A day well spent in St. Ives. Ian drove me from Porthleven to St. Ives. Not a cheap ride, but it was the only way to maximize the time I had to spend there. Buses from Porthleven to Penzance didn’t start until 10:45 and from Penzance I’d have to get another bus so I thought this was my best bet. First stop was Tate St. Ives. Had a great time—I realized it was my first time in a museum in quite some time. I haven’t been to any in London recently because I museumed myself out early on and needed a break. So it was nice to see some art by the coast. Featured at the Tate were William Scott and Peter Fraser. Not totally my speed, but there were elements in each artist’s body of work that spoke to me in some way or other. After the Tate I made my way to the Barbara Hepworth Museum and Sculpture Garden but got sidetracked by the general charm of St. Ives and wandered around instead for a while, ultimately stumbling upon the BHM&SG. Definitely not the kind of sculpture that inspires me, but I love being able to see any kind of art in a garden type space and I love seeing the space in which an artist, especially a sculptor, worked, lived and has left all their tools in such a way that makes it look they just stepped out for a few minutes. Seriously, if she rose from the dead, she could get working in no time. Something so inspiring about seeing an artist’s studio. I think it bridges the unattainable reputation and fame with the basic essence of being artist. At the end of the day, we all use the same kinds of tools and materials and shared a variation on a theme of frustration, experimentation, discovery, evolution and satisfaction. And then we start again.
Afterwards, I walked around St. Ives some more, found my way to a spectacular viewpoint with quite the view of the beach, coast and sea. Then I kept walking around the harbor, along the coast when suddenly I was struck with the most brilliant idea: What if I walk back from St. Ives to Porthleven?? And then I decided, no that’s really dumb. It’s probably more efficient to walk from Penzance to Porthleven. After all, Ginny and Andy (from the other day at the B&B) did the walk and they said it was beautiful and manageable. Great! It’s been decided! So I got on a bus to Penzance found the coastal path and started walking. And walked and walked and walked and walked and walked and walked and walked and thought and thought and thought and thought and it was great. At times I was worried because I didn’t see a little acorn trail marker and I worried that I had wandered astray and would never get back to Porthleven and would have to make a life for myself on the cliffs by the ocean and my phone would be dead and I wouldn’t be able to call 999 to be rescued or call Ian to pick me up. But then I’d find an acorn trail marker sigh in relief and tell myself to MAN UP, YO. (Hey Russie!!) So this went on for quite a while. About 4 hours into my walk sunset was approaching. This worried me because as long as the ocean was on my right and was remained along the coast, I’d reach Porthleven but you see my mistake was not knowing how long this walk would be. I seemed to recall Ginny and Andy saying that it was an 8 mile walk….or an 8 hour walk? Hm. It just didn’t look like I’d make it back to Porthleven before dark and I had no desire to walk along the stormy sea at night.

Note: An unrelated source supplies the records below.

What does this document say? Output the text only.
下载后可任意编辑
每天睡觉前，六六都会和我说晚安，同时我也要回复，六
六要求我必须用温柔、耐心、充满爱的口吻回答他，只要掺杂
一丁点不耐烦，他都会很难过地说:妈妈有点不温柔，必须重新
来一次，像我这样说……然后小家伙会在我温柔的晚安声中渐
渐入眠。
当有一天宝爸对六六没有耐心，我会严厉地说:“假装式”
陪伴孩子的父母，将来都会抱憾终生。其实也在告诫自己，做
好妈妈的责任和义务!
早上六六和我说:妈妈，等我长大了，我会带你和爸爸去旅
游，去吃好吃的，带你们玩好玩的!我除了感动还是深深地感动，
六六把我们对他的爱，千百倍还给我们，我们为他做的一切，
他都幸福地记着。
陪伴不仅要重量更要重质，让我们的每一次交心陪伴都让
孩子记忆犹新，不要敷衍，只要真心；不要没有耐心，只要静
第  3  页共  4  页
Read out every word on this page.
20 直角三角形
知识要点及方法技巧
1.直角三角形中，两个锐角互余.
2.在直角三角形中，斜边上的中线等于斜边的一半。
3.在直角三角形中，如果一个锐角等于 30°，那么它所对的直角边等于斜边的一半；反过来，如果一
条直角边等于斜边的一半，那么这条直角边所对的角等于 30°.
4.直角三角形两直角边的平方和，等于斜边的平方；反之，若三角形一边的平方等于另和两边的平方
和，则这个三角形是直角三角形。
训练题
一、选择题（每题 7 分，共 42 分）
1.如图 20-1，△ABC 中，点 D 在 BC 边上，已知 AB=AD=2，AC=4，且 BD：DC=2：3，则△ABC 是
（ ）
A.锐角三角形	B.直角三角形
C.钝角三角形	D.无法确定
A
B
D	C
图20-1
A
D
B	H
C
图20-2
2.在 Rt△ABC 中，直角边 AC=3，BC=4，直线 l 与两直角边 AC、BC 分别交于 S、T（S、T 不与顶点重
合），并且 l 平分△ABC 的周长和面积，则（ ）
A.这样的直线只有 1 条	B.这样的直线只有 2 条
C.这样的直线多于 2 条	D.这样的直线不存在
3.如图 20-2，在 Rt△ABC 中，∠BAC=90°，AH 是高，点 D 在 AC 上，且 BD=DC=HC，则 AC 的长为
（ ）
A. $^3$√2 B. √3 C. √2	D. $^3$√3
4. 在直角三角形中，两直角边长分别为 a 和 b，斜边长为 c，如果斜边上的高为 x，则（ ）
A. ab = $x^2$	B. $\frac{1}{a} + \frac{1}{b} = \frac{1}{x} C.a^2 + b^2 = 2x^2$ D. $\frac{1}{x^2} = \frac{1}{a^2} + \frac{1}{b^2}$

And also, at this point I had stepped in so much mud that the left heel of my boot semi-detached itself from the rest of my boot. Again.
So I’m walking and walking and walking and walking and I turn a bend and alas, a city. I turn off the coastal path and learn that this city is called Praa Sands and is a mere 5 miles from Porthleven. So I sit at a picnic table and weigh my options. First I contact HQ and learn that the distance from Penzance to Porthleven is 12 miles. Ah. Well, that explains a lot.
I called Ian and he picked me up and thought I was mental which in some ways, I guess I am. But we had a lovely conversation about my independent tendencies and obsessive compulsive walking I think the upshot of that conversation was that I am not mental, I am a (not so hopeless) wanderer.
He’s also holding me to the last 5 miles. I have no closure. So before I die, I will come back to Cornwall and walk the 5 miles from Praa Sands to Porthleven and feel a great sense of accomplishment.
Got back to the B&B, ready to collapse. But I didn’t collapse. I told Bridget about my day, ate matzah and deli, and paid for my free Wi-Fi in the form of a pint of cider. And in the pub I stayed until they kicked me out.
In conclusion, beautiful minds sometimes do foolish things but in the grand scheme of things why should we resist? It all becomes worth it. All in due time.